Something has to happen, Manak said.
“My view is that there is a significant gap in service and there needs to be an investment in money, resources, in social services and in the mental-health field in response to what we are seeing on our streets,” he said. “However it does not have to come at the expense of the police.
“We need both. We do need the police. We do need the role that we provide in society, but we need to enhance our services in other areas.”
Manak said the focus of what is proposed should be on adding value to the system rather than cutting the police department’s budget, and shouldn’t be looked at as a way to defund the police.
He said that Island Health is “the perfect partner” in the effort underway because of its responsibility in the field of mental health, and police have had a major role, as well.

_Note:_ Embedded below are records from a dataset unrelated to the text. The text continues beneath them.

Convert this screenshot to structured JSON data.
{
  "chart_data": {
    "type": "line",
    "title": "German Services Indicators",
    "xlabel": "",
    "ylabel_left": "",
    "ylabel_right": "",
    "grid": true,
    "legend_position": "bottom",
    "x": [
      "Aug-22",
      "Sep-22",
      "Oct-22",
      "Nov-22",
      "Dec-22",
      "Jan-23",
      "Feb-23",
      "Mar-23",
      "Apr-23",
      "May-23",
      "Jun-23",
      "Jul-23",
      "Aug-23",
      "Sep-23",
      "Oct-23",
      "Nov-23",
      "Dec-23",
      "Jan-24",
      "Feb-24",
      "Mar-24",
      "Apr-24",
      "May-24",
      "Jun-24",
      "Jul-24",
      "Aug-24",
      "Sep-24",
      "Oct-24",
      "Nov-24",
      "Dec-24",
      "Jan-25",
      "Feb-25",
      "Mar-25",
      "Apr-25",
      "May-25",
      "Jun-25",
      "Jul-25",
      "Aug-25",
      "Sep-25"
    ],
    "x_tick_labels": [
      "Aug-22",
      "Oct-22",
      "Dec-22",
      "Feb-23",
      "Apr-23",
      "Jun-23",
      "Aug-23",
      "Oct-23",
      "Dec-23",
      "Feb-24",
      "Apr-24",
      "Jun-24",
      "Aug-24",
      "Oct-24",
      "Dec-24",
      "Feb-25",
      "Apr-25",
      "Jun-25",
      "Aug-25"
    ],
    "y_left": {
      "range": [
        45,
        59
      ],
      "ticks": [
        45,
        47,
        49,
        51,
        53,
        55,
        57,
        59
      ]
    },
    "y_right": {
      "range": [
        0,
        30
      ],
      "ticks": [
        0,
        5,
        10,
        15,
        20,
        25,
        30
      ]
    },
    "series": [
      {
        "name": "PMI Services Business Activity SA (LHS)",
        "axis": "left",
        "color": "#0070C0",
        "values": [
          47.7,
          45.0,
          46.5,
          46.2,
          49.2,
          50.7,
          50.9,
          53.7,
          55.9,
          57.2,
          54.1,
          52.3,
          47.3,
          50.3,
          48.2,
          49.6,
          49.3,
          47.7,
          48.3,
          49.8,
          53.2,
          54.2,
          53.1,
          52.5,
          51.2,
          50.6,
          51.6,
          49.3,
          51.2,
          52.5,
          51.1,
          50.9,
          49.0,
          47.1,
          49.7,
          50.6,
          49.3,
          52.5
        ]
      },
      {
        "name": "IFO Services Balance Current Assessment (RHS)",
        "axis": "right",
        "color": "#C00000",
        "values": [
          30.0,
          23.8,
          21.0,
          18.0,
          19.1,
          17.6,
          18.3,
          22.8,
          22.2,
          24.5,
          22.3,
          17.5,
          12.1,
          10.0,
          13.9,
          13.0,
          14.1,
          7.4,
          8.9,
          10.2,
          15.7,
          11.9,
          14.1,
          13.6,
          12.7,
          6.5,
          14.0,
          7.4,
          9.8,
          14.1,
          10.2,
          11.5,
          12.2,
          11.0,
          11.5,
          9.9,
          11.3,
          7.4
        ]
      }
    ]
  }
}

“The police have been responding to mental-health calls so we are the subject-matter experts in this area of police response.”
He said he wants work with Island Health to explore the diversion of “low-risk” mental-health calls from police to a professional, civilian-led team.
Police would still be required to respond to mental-health calls that have a potential for violence, Manak said.
Helps said she also sees a need in the community for steps to be taken.
“I think it’s past time,” she said. “This has been on the city’s radar for some time.
“Homelessness and mental health and addiction, we all know that they’re not crimes.”
Helps said she hopes something can get started based on information that’s already available, like that coming from the Crisis Assistance Helping Out on the Streets (CAHOOTS) initiative in Eugene and Springfield, Oregon and the Calgary-based Downtown Outreach Addictions Program.
CAHOOTS is based on a shared responsibility between crisis workers and police, while Calgary’s program helps connect those who encounter people with substance-abuse issues with the appropriate social agency.
Manak said that there has already been public discussion on the issue and it is part of the VicPD Transformation Report.
He said that an inventory should be conducted of services already available here, like the Assertive Community Treatment and Integrated Mobile Crisis Response teams. The latter includes nurses, social workers, child-and-youth counsellors and police officers who respond daily from 1 p.m. to midnight.
Current models serving Victoria and Esquimalt have police officers embedded in them.
Looking at other approaches across North America is important to the process, Manak said.
Helps said she expects to see some funding for the effort coming from Island Health and/or the province “because this a health issue, not a criminal issue.”
She said she anticipates that the city will also provide some money.